Shetterly’s story isn’t just about bathrooms and drinking fountains. The color and gender lines that these women were forced to accept included ‘segregated professional recognition’ as well. Female mathematicians were important contributors to the computation going into the development of the space program, but according to Shetterly they were “rarely rewarded by seeing her name alongside his on the final publication”. Since publication was essential for career advancement, the misrepresentation made them immune to any sort of recognition for their work; therefore, consideration for promotion.
Margot Lee Shetterly’s Hidden Figures included such a talented group of mathematicians that, over time, they prove their importance to the company. Although all of the women are very good at what they do, it is Katherine Johnson that emerges as the most indispensable for making calculations that the astronauts and engineers needed to travel to the moon and back. The only person that astronaut John Glenn trusted to check the calculations for his flight was Katherine Johnson. It was his ability, unlike many of his peers, to be able to look past gender and race and recognize excellence. Katherine Johnson’s calculations were critical to the first successful lunar landing and the safe return of the spacecraft and the astronauts. His support for Johnson and the other black computers was reciprocated by the National Advisory Committee for Aeronautics (NACA), by releasing a statement confirming their integration. NACA Lawyers claimed “eighty percent of the world's population is colored…In trying to provide leadership in world events, it is necessary for this country to indicate to the world that we practice equality for all within this country. Those countries where colored persons constitute a majority should not be able to point to a double standard existing within the United States'. By recognizing and then demolishing the “double standard” blacks face in the United States, Langley unifies the workplace and acknowledges the work done by their black workers. Through this, Shetterly provides a powerful argument at the end of the book that diversity in the workplace encourages excellence and success at the highest level.

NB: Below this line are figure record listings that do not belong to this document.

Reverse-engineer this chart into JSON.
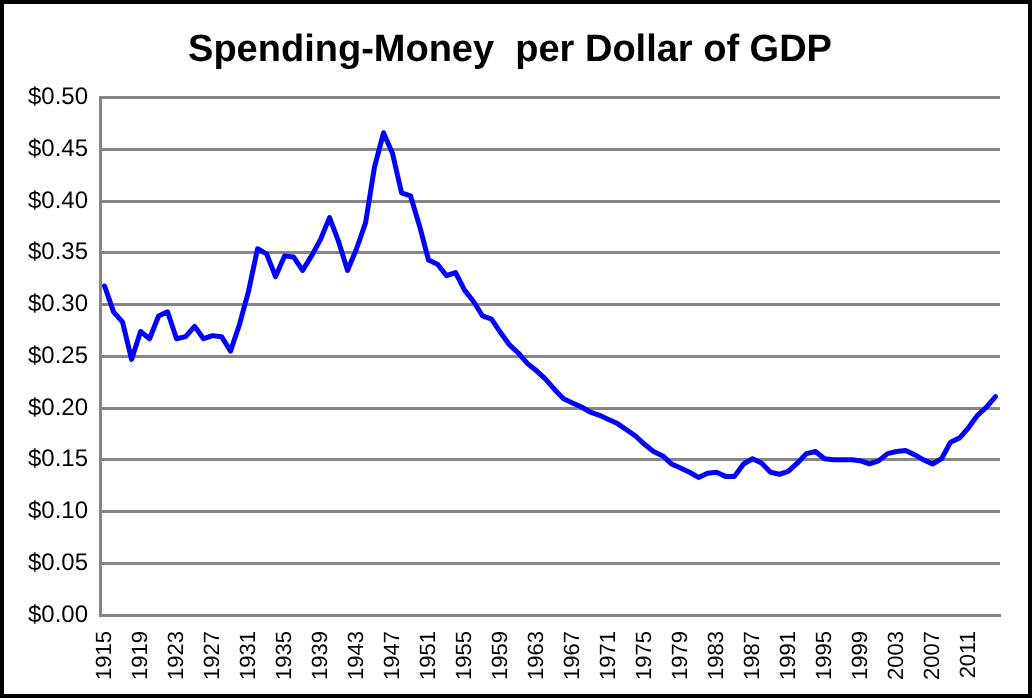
{
  "chart_data": {
    "type": "line",
    "title": "Spending-Money  per Dollar of GDP",
    "categories": [
      "1915",
      null,
      null,
      null,
      "1919",
      null,
      null,
      null,
      "1923",
      null,
      null,
      null,
      "1927",
      null,
      null,
      null,
      "1931",
      null,
      null,
      null,
      "1935",
      null,
      null,
      null,
      "1939",
      null,
      null,
      null,
      "1943",
      null,
      null,
      null,
      "1947",
      null,
      null,
      null,
      "1951",
      null,
      null,
      null,
      "1955",
      null,
      null,
      null,
      "1959",
      null,
      null,
      null,
      "1963",
      null,
      null,
      null,
      "1967",
      null,
      null,
      null,
      "1971",
      null,
      null,
      null,
      "1975",
      null,
      null,
      null,
      "1979",
      null,
      null,
      null,
      "1983",
      null,
      null,
      null,
      "1987",
      null,
      null,
      null,
      "1991",
      null,
      null,
      null,
      "1995",
      null,
      null,
      null,
      "1999",
      null,
      null,
      null,
      "2003",
      null,
      null,
      null,
      "2007",
      null,
      null,
      null,
      "2011",
      null,
      null,
      null
    ],
    "series": [
      {
        "color": "#0000ff",
        "values": [
          0.318,
          0.293,
          0.283,
          0.247,
          0.274,
          0.267,
          0.289,
          0.293,
          0.267,
          0.269,
          0.279,
          0.267,
          0.27,
          0.269,
          0.255,
          0.281,
          0.313,
          0.354,
          0.349,
          0.327,
          0.347,
          0.346,
          0.333,
          0.347,
          0.363,
          0.384,
          0.361,
          0.333,
          0.354,
          0.379,
          0.433,
          0.466,
          0.446,
          0.408,
          0.405,
          0.376,
          0.343,
          0.339,
          0.328,
          0.331,
          0.314,
          0.303,
          0.289,
          0.286,
          0.273,
          0.261,
          0.253,
          0.243,
          0.236,
          0.228,
          0.218,
          0.209,
          0.205,
          0.201,
          0.196,
          0.193,
          0.189,
          0.185,
          0.179,
          0.173,
          0.165,
          0.158,
          0.154,
          0.146,
          0.142,
          0.138,
          0.133,
          0.137,
          0.138,
          0.134,
          0.134,
          0.146,
          0.151,
          0.147,
          0.138,
          0.136,
          0.139,
          0.147,
          0.156,
          0.158,
          0.151,
          0.15,
          0.15,
          0.15,
          0.149,
          0.146,
          0.149,
          0.156,
          0.158,
          0.159,
          0.155,
          0.15,
          0.146,
          0.151,
          0.167,
          0.171,
          0.181,
          0.193,
          0.201,
          0.211
        ]
      }
    ],
    "ylim": [
      0,
      0.5
    ],
    "yticks": [
      {
        "value": 0,
        "label": "$0.00"
      },
      {
        "value": 0.05,
        "label": "$0.05"
      },
      {
        "value": 0.1,
        "label": "$0.10"
      },
      {
        "value": 0.15,
        "label": "$0.15"
      },
      {
        "value": 0.2,
        "label": "$0.20"
      },
      {
        "value": 0.25,
        "label": "$0.25"
      },
      {
        "value": 0.3,
        "label": "$0.30"
      },
      {
        "value": 0.35,
        "label": "$0.35"
      },
      {
        "value": 0.4,
        "label": "$0.40"
      },
      {
        "value": 0.45,
        "label": "$0.45"
      },
      {
        "value": 0.5,
        "label": "$0.50"
      }
    ],
    "grid": "y",
    "legend": false,
    "marker": "none",
    "line_style": "solid"
  }
}
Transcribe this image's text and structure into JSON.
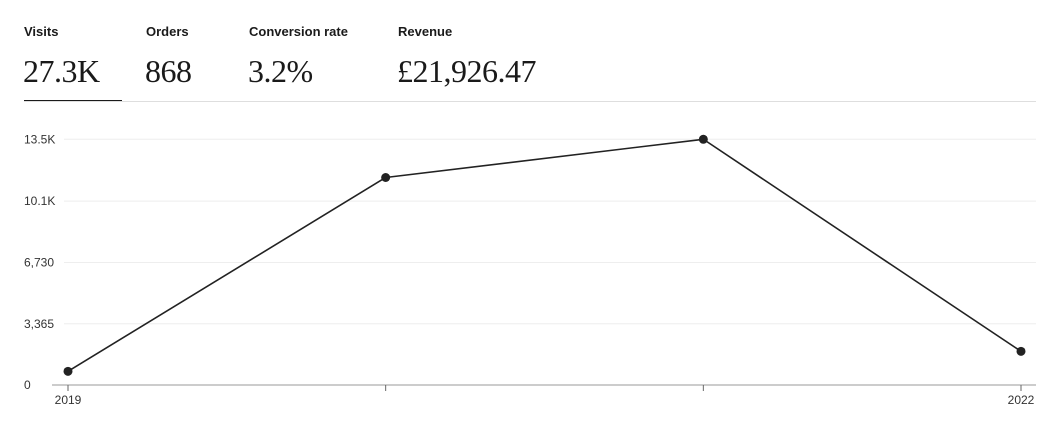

The year 2019 marks the 400th anniversary of the first ship to arrive in Jamestown with slaves. Shetterly ends her book with the powerful fact that the Langley Company in Virginia was just a few miles from the location where the first slaves arrived in 1619. These women are part of a long tradition of people who have had to prove their worth and value at a higher level simply because of the color of their skin. It is their contributions that helped pave the way for others and that is why Hidden Figures is a story that everyone should know.